Correct Usage Pattern
Scenario: "I need to summarize this text."
- Action: Purely computational.
- TraceMem?: NO.
- Reason: No side effects, no private data fetch (assuming text is already in memory).
Scenario: "I need to delete a user."
- Action: Side effect, sensitive, irreversible.
- TraceMem?: YES.
- Reason: High risk, requires governance.
Scenario: "I need to look up a timezone for a city."
- Action: Read public utility data.
- TraceMem?: OPTIONAL / NO.
- Reason: Low risk. But if "timezone" is from a proprietary customer database, then YES.
Common Mistakes
- Over-instrumentation: Wrapping every single function call in a new Decision Envelope.
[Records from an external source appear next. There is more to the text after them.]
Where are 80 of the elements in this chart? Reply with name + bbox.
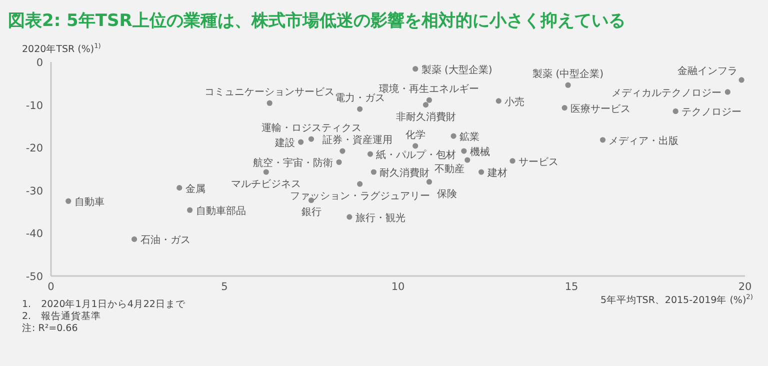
point [298,139,304,145]
annotation: 自動車部品 [196,205,246,218]
y-tick-label: -20 [26,142,43,155]
y-tick-label: -50 [26,271,43,283]
annotation: 不動産 [434,163,464,176]
annotation: 金融インフラ [678,64,738,77]
x-tick-label: 5 [221,281,228,293]
annotation: マルチビジネス [231,178,302,190]
annotation: 非耐久消費財 [396,110,456,123]
annotation: 紙・パルプ・包材 [376,149,456,162]
annotation: 石油・ガス [140,234,190,246]
annotation: 化学 [405,128,426,141]
point [426,97,432,103]
annotation: テクノロジー [682,107,742,118]
point [370,169,377,175]
point [600,137,606,143]
annotation: 保険 [437,188,458,200]
annotation: メディカルテクノロジー [612,88,722,99]
point [176,185,182,191]
y-tick-label: -40 [26,228,43,240]
annotation: 銀行 [301,207,322,218]
point [357,106,363,112]
point [187,207,193,213]
annotation: 医療サービス [570,102,631,115]
annotation: コミュニケーションサービス [204,87,335,98]
chart-title: 図表2: 5年TSR上位の業種は、株式市場低迷の影響を相対的に小さく抑えている [8,11,626,31]
annotation: 機械 [470,146,490,158]
point [464,157,470,163]
point [672,108,678,114]
annotation: 小売 [504,96,525,108]
annotation: 耐久消費財 [380,166,430,179]
point [308,136,314,142]
point [357,181,363,187]
y-tick-label: -10 [26,100,43,112]
point [412,143,418,149]
point [340,148,346,154]
annotation: 製薬 (中型企業) [532,68,604,80]
text: 1. 2020年1月1日から4月22日まで [22,298,186,310]
point [565,82,571,88]
annotation: サービス [518,156,559,168]
point [131,236,138,242]
y-tick-label: -30 [26,185,43,198]
text: 注: R²=0.66 [22,322,78,334]
point [496,98,502,104]
annotation: 証券・資産運用 [322,134,392,146]
x-tick-label: 15 [564,281,578,293]
point [412,66,418,72]
annotation: 自動車 [74,196,104,208]
annotation: 航空・宇宙・防衛 [253,157,334,170]
annotation: 鉱業 [460,131,480,144]
annotation: ファッション・ラグジュアリー [290,190,430,202]
x-tick-label: 10 [391,281,405,293]
text: 2. 報告通貨基準 [22,310,102,322]
x-axis-title: 5年平均TSR、2015-2019年 (%)$^{2)}$ [600,293,754,306]
point [263,169,269,175]
annotation: 建設 [274,137,295,150]
x-tick-label: 0 [48,281,54,293]
annotation: 旅行・観光 [355,212,406,224]
point [422,102,429,108]
point [450,133,456,139]
point [510,158,516,164]
point [346,214,352,220]
point [336,159,342,165]
point [266,100,272,106]
point [461,148,467,154]
point [367,151,374,157]
annotation: 運輸・ロジスティクス [261,122,362,134]
y-tick-label: 0 [36,57,43,69]
point [562,104,568,111]
y-axis-title: 2020年TSR (%)$^{1)}$ [22,42,102,55]
annotation: メディア・出版 [608,134,679,147]
point [724,89,730,95]
annotation: 建材 [486,166,508,179]
point [426,179,432,185]
point [478,169,484,175]
x-tick-label: 20 [738,281,752,293]
annotation: 製薬 (大型企業) [421,64,492,76]
point [738,77,744,83]
point [66,198,72,204]
annotation: 金属 [185,182,206,195]
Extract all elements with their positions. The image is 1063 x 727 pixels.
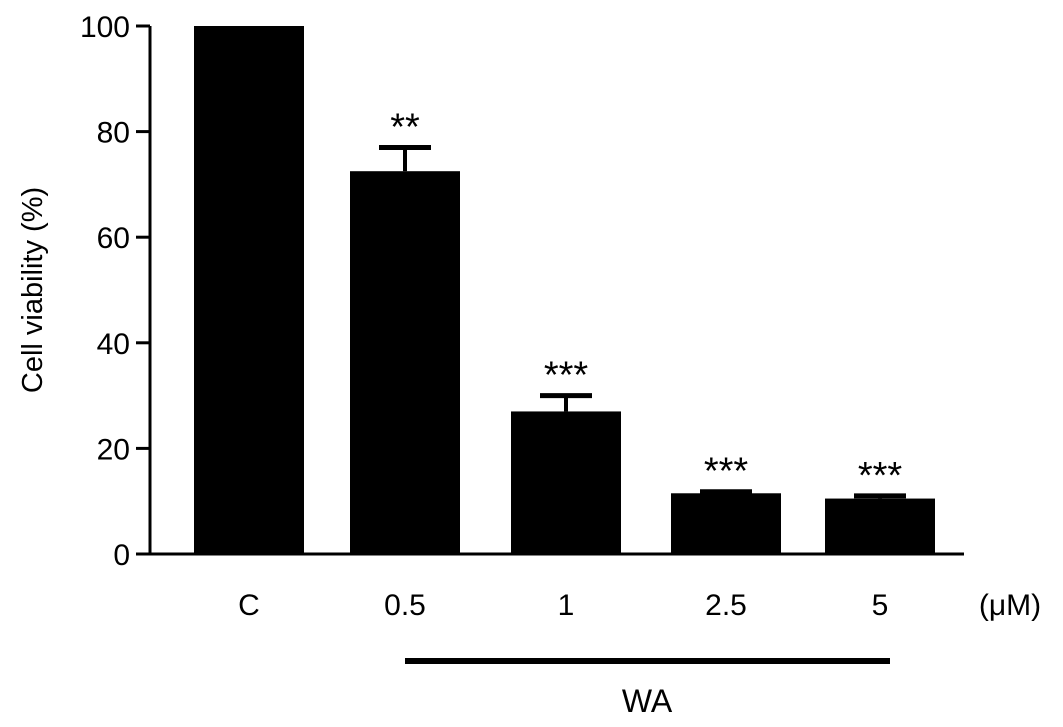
y-tick-label: 20: [97, 433, 130, 466]
x-tick-label: 1: [558, 589, 575, 622]
x-tick-label: 5: [872, 589, 889, 622]
y-ticks: 0 20 40 60 80 100: [80, 11, 150, 572]
bar-5: [825, 498, 935, 554]
y-tick-label: 40: [97, 328, 130, 361]
bar-1: [511, 411, 621, 554]
bars: ******** ***: [194, 26, 935, 554]
x-tick-label: 2.5: [705, 589, 747, 622]
bar-C: [194, 26, 304, 554]
significance-marker: ***: [704, 451, 749, 493]
y-tick-label: 80: [97, 117, 130, 150]
bar-0.5: [350, 171, 460, 554]
y-tick-label: 0: [113, 539, 130, 572]
significance-marker: ***: [858, 455, 903, 497]
wa-group-label: WA: [622, 683, 673, 719]
significance-marker: **: [390, 106, 420, 148]
x-tick-label: C: [238, 589, 260, 622]
y-axis-title: Cell viability (%): [17, 187, 49, 393]
x-unit-label: (μM): [979, 589, 1041, 622]
x-ticks: C 0.5 1 2.5 5: [238, 589, 888, 622]
bar-2.5: [671, 493, 781, 554]
significance-marker: ***: [544, 355, 589, 397]
y-tick-label: 100: [80, 11, 130, 44]
y-tick-label: 60: [97, 222, 130, 255]
x-tick-label: 0.5: [384, 589, 426, 622]
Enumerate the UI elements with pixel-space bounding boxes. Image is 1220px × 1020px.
Envelopes are for logical units of work (e.g., "Process Order"), not atomic instructions ("Add number").
- Bulk Loading: Trying to push millions of rows through
decision_writeone by one. (TraceMem connectors may support batching, but if not, this is inefficient).
Safety Notes
- Consistency: If you skip TraceMem for "small" writes, you break the guarantee of the audit log. "Small" usage is the most dangerous exception. Be very strict: if it touches governed data, it must go through TraceMem. The "When NOT to use" applies primarily to non-governed or computational scopes.